Flat Markets

Peter : On Rad's Radar?
| Peter Radizeski of RAD-INFO, Inc. talking telecom, Cloud, VoIP, CLEC, and The Channel.

Flat Markets

All the telecom markets are flat: landline, cellular, broadband, TV, and long distance minutes. This makes it incredible hard to grow and remain profitable. Price comes into play more often (ask the guys that sell LD minutes). What one company loses another gains and around and around we go.

When Gizmo5 decided to use Jajah for VOIP termination last month, it meant that the minutes moved off Level3's network.

Another example is video. With networks putting episodes online, it moves eyeballs from cable TV to the Internet. Smaller MSO's are losing high ARPU customers to DirecTV for HDTV content that the smaller MSO system cannot provide without a forklift upgrade that costs millions. When someone signs up for Verizon's FiOS TV, they are likely leaving either a cable system or a DBS (satellite TV company - DirecTV or DISH). It's a bloody Red Ocean out there.
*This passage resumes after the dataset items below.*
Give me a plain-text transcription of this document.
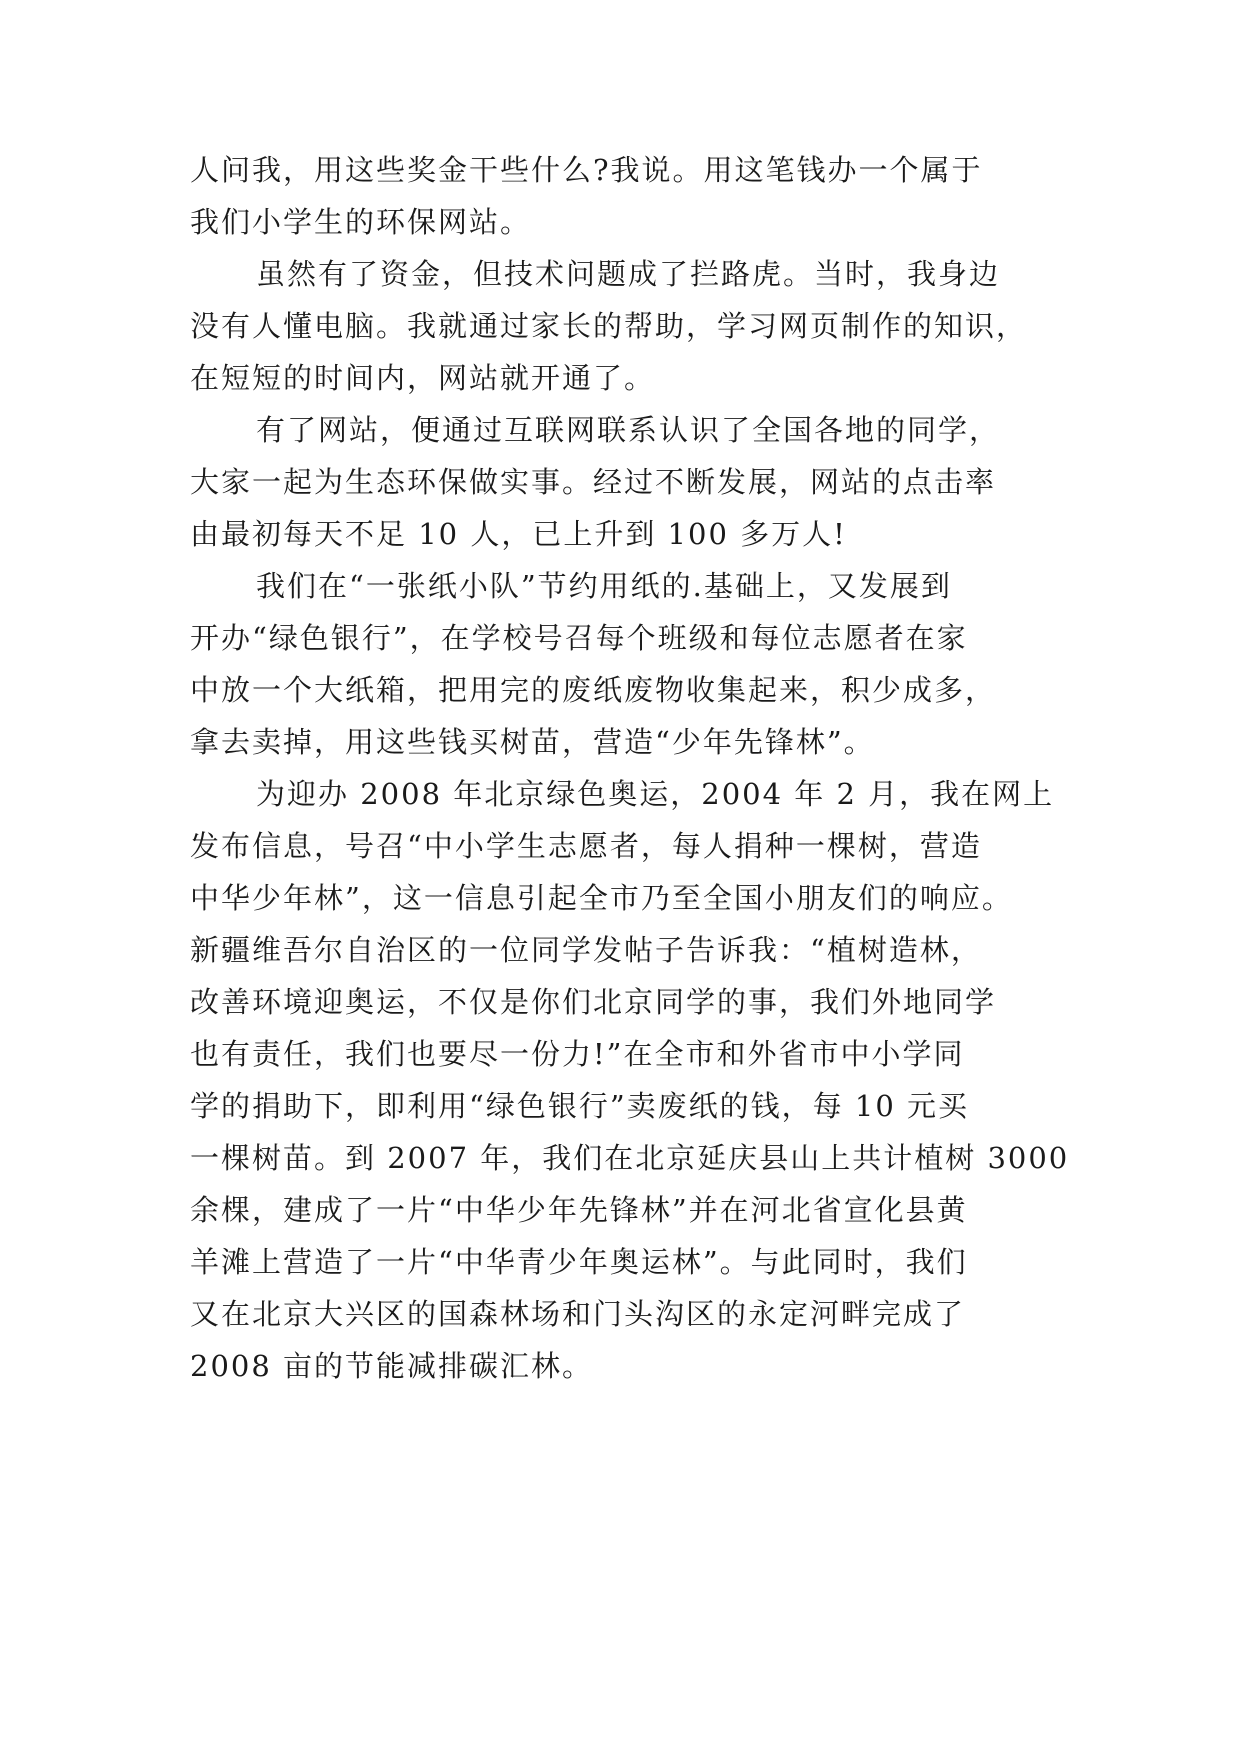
人问我，用这些奖金干些什么?我说。用这笔钱办一个属于
我们小学生的环保网站。
虽然有了资金，但技术问题成了拦路虎。当时，我身边
没有人懂电脑。我就通过家长的帮助，学习网页制作的知识，
在短短的时间内，网站就开通了。
有了网站，便通过互联网联系认识了全国各地的同学，
大家一起为生态环保做实事。经过不断发展，网站的点击率
由最初每天不足 10 人，已上升到 100 多万人!
我们在“一张纸小队”节约用纸的.基础上，又发展到
开办“绿色银行”，在学校号召每个班级和每位志愿者在家
中放一个大纸箱，把用完的废纸废物收集起来，积少成多，
拿去卖掉，用这些钱买树苗，营造“少年先锋林”。
为迎办 2008 年北京绿色奥运，2004 年 2 月，我在网上
发布信息，号召“中小学生志愿者，每人捐种一棵树，营造
中华少年林”，这一信息引起全市乃至全国小朋友们的响应。
新疆维吾尔自治区的一位同学发帖子告诉我：“植树造林，
改善环境迎奥运，不仅是你们北京同学的事，我们外地同学
也有责任，我们也要尽一份力!”在全市和外省市中小学同
学的捐助下，即利用“绿色银行”卖废纸的钱，每 10 元买
一棵树苗。到 2007 年，我们在北京延庆县山上共计植树 3000
余棵，建成了一片“中华少年先锋林”并在河北省宣化县黄
羊滩上营造了一片“中华青少年奥运林”。与此同时，我们
又在北京大兴区的国森林场和门头沟区的永定河畔完成了
2008 亩的节能减排碳汇林。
Now Ars is reporting that AT&T is getting into the CDN (content delivery network) market where it will compete against patent holders like Level3 and Akamai, as well as Limelight and Highwinds. Yet one more crowded field that AT&T joins. I wonder how long until AT&T gets sued for patent infringement?

When the market is a red ocean it is hyper-competitive, price conscious, and the cost of customer acquisition is very high. In these markets, the company has to have a clearly unique market differentiation.